Labor Day preview of biennial resource
This week, EPI released the 11th edition of its flagship publication: The State of Working America 2008-09. EPI economists and authors Jared Bernstein, Larry Mishel, and Heidi Shierholz show that, while the 2000s could have been a time of shared prosperity, only a small percentage of the nation’s workers benefited from the booming economy. In a national conference call with journalists, the three authors highlighted their findings. According to Bernstein, while the growth of worker output, or productivity, surpassed the high levels of the 1990s, paychecks stagnated and employer-provided benefits continued to decrease. Shierholz emphasized the halt in job creation and the rise in unemployed workers–1.5 million more at the end of the 2000s business cycle than at its beginning. And Mishel showed how the upward redistribution of wealth leaves struggling families with less. Rich with charts and text on earnings, health care coverage, growing inequality, and international comparisons, the book gives an extensive analysis of the economic situation for working Americans, offering evidence for why many Americans experienced the 2000s as a recession, even while the economy grew. Visit the State of Working America Web site now and in coming months to read excerpts, download charts, and to order your copy.

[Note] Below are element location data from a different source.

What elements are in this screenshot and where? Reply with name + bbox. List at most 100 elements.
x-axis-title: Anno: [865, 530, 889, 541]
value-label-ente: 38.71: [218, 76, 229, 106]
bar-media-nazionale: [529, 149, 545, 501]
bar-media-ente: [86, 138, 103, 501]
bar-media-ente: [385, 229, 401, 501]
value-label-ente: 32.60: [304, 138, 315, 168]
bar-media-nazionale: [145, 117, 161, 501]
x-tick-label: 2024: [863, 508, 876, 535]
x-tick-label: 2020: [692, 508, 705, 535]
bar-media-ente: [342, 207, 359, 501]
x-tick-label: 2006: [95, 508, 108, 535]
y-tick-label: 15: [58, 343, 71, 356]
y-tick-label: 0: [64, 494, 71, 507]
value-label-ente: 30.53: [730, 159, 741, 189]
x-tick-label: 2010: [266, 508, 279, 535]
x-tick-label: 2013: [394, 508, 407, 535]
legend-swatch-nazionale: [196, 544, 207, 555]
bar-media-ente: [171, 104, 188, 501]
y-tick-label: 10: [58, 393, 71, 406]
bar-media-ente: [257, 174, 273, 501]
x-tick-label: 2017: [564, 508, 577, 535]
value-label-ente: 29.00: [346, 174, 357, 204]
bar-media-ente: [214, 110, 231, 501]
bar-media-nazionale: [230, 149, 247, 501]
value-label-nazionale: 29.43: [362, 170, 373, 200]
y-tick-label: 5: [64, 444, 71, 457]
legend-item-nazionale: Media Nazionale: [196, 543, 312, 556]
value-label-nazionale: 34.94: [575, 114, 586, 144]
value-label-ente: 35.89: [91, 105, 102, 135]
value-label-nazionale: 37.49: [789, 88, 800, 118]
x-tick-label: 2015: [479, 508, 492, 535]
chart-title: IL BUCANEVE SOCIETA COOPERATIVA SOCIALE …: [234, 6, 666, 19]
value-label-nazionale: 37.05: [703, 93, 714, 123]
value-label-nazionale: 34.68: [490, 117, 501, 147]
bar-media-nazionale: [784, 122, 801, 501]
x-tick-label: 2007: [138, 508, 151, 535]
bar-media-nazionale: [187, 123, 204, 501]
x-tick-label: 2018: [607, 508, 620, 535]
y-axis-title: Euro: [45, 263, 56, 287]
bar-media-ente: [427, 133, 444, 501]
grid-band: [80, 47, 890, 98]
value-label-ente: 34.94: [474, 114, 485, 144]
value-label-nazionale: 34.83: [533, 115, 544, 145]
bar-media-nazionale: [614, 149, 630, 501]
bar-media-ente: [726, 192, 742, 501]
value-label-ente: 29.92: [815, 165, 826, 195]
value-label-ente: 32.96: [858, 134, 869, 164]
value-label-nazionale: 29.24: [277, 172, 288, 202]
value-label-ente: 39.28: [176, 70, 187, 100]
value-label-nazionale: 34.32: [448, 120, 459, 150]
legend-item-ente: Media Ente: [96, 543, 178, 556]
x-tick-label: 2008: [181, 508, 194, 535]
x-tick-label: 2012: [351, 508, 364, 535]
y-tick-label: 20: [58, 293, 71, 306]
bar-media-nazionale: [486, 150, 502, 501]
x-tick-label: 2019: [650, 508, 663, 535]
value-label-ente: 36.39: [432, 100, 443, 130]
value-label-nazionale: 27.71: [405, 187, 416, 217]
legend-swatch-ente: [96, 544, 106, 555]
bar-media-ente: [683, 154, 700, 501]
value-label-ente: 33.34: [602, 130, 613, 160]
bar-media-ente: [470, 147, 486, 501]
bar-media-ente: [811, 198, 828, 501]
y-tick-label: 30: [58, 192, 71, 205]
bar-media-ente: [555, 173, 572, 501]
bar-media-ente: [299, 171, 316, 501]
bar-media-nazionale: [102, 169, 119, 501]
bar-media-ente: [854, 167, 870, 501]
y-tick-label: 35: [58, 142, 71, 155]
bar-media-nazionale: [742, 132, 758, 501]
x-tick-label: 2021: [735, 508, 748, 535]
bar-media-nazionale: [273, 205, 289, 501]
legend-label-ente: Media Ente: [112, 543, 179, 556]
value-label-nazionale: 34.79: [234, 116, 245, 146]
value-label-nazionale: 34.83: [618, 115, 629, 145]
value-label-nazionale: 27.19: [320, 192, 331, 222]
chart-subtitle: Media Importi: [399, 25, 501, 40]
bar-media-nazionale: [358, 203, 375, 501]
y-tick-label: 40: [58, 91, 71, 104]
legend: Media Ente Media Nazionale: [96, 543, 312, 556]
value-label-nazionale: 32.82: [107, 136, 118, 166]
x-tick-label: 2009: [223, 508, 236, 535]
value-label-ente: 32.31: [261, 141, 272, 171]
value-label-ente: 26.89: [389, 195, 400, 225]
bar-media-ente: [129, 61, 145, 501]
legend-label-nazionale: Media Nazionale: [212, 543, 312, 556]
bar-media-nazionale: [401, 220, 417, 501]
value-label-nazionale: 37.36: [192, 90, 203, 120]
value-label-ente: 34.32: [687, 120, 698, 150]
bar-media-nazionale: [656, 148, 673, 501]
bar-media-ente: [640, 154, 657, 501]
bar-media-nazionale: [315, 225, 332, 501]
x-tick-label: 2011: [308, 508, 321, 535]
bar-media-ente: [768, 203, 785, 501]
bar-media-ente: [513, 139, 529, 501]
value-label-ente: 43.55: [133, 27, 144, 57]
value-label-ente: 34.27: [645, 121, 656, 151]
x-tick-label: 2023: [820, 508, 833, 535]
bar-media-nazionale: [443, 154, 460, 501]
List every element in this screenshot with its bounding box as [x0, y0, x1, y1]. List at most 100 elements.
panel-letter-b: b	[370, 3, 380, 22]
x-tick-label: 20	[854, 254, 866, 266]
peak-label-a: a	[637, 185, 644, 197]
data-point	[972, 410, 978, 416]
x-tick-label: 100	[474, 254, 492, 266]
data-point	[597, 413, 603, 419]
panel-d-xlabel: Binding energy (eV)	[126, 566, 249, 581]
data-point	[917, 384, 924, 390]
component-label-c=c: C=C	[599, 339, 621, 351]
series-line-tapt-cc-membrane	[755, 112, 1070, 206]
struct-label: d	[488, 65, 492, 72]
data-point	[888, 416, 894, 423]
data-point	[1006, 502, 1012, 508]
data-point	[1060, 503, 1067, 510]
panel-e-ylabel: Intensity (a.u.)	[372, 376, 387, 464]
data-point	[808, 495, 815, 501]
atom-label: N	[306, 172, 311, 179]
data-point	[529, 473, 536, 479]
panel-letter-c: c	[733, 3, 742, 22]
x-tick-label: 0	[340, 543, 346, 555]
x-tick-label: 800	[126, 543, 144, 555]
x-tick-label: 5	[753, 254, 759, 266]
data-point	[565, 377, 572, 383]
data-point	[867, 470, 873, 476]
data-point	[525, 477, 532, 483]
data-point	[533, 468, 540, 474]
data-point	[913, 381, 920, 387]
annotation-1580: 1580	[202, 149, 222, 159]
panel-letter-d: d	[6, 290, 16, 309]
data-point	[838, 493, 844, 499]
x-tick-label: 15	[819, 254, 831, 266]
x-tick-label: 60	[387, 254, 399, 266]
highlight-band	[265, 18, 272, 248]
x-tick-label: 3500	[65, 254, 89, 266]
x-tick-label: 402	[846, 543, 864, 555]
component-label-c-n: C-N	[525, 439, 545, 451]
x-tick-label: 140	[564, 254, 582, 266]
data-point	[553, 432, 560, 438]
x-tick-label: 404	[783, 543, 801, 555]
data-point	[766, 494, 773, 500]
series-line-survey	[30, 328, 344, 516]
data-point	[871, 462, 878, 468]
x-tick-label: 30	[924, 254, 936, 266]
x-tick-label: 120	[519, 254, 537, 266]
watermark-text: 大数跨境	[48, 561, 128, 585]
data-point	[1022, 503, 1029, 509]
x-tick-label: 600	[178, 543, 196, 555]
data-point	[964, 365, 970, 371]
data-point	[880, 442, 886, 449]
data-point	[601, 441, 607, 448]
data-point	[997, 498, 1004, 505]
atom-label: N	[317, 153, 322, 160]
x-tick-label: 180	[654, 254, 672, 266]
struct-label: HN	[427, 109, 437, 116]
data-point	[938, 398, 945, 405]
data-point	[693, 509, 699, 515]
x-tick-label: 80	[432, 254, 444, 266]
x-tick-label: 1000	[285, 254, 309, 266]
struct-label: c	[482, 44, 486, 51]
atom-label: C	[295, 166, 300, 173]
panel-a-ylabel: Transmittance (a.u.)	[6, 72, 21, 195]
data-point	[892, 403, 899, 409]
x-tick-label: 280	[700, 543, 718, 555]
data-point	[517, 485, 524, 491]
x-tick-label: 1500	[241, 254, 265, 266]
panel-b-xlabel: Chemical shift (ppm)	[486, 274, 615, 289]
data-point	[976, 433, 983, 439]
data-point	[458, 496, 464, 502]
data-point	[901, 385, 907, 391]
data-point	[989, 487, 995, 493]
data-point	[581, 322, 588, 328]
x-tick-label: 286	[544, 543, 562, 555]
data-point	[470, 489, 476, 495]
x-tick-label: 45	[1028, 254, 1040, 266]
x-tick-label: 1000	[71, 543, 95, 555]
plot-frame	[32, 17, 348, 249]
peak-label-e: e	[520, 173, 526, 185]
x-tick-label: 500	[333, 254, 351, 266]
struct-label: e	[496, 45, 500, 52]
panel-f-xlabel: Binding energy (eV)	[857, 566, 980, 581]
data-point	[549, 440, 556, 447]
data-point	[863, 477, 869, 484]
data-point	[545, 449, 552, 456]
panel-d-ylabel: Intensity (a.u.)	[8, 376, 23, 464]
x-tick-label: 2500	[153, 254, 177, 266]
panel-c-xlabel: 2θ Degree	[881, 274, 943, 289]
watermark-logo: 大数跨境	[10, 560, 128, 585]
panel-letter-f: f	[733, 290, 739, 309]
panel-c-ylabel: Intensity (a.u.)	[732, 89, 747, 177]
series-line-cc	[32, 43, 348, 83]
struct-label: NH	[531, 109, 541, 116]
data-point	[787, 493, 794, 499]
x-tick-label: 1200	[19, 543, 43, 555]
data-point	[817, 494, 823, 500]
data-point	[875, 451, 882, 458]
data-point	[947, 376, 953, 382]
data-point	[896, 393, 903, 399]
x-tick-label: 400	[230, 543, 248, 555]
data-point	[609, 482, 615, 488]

Annual Census numbers on poverty, income, and health coverage
The U.S. Census Bureau’s annual release of poverty, income, and health coverage on Tuesday held some good news for Americans, but drilling down below the surface revealed a continuing erosion of the economy for working people. Although median household income increased slightly and the poverty rate was essentially unchanged from 2006 to 2007, incomes for working families (as opposed to retirees) actually dropped. The decline was especially significant when compared to median income in 2000, which is a better comparison because–like 2007–it was the final year of a cycle of economic growth. Given current conditions, income levels will surely decline further in 2008. The biggest surprise of the release came in the area of health care coverage. The number of uninsured dropped slightly in 2007, but, as EPI economist Elise Gould determined, the decline was due to an increase in government-sponsored coverage for children. Meanwhile, the rate of employer-based insurance coverage continued its seven-year slide.
Social Security: Safe and sound
A recent Congressional Budget Office study confirmed that the Social Security program will be solidly funded for several decades, despite the alarmist predictions being promoted by the well-financed Peterson Foundation, according to a Policy Memo by EPI economist Monique Morrissey. In the long-run, the best way to ensure continued Social Security stability is to fix the U.S. health care system, Morrissey notes.